В полночь, когда я пришел, было довольно холодно. Беременная стояла, крутя в руках букет с гвоздиками. Потом отдала букет мужу — мне сгоряча показалось, что ей трудно держать его. Я не очень понимал, как она вообще стоит тут уже полчаса. Я вот очень быстро и замерз, и устал, и два раза сходил погреться в машину. Прошло больше часа, а очередь только завернула за угол ограды и до входа в храм было еще несколько сотен метров.
Я все думал ей предложить погреться в моей машине, потому что понимал: они приехали на метро, если вообще не пришли пешком откуда-то издалека. Но я как-то стеснялся сказать ей это. Не очень ясно, как вообще вести себя с беременными, потому что нельзя же понять, что у них в голове, когда у них в животе такое творится.
Заканчивался второй час, она стояла, и я вдруг понял, что ей совсем не сложно так стоять. Она, я подумал, мысленно приготовилась к таким глобальным трудностям в жизни, что даже не чувствовала никакой усталости. Она просто не могла ее почувствовать.
— Ленина-то зимой хоронили, страшно холодно было, а этим повезло! — сказала одна старушка другой, проходя мимо меня.
Они медленно шли вдоль очереди, с большим любопытством разглядывая ее. Любопытство было настолько искренним, что вызывало уважение.

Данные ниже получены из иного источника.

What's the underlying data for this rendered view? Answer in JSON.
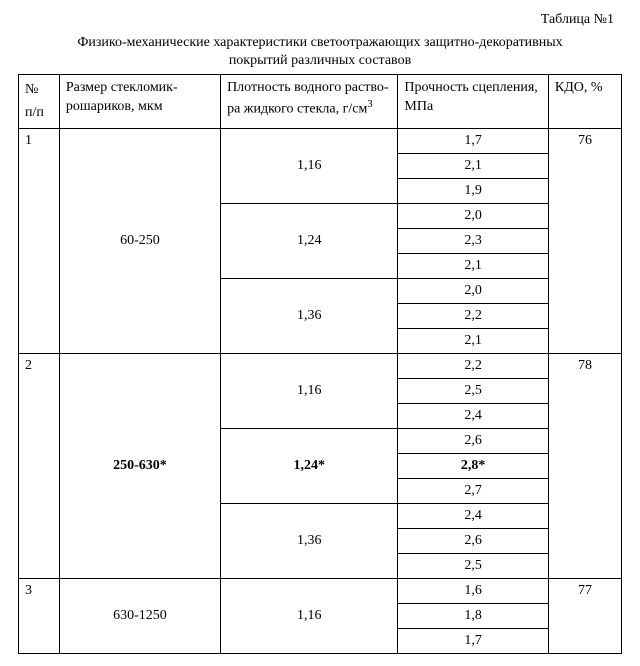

Я опять измучился и отошел выпить кофе. Меня не было не меньше получаса. Я даже подумал, что не дай бог опоздал и что очередь моя прошла. Но ничего подобного: я обнаружил беременную у самых турникетов, после которых в очередь с улицы было уже не попасть.
Она обрадовалась мне.
— Ой, — сказала она, — а мы подумали, что вам удалось как-то уже пройти. Вставайте скорей.
Она так никуда и не уходила. Правда, она теперь держала в руках бумажный стакан с дымящимся кофе. Кофе ей принес муж, который, я обратил внимание, все время куда-то тоже уходил.
Потом мы наконец зашли в храм. Было три часа ночи. Люди около минуты стояли напротив гроба, потом шли к выходу. Беременная постояла, отошла и снова остановилась, чтобы зажечь свечку.
— Давай еще постоим, — сказала она мужу. — Некуда спешить.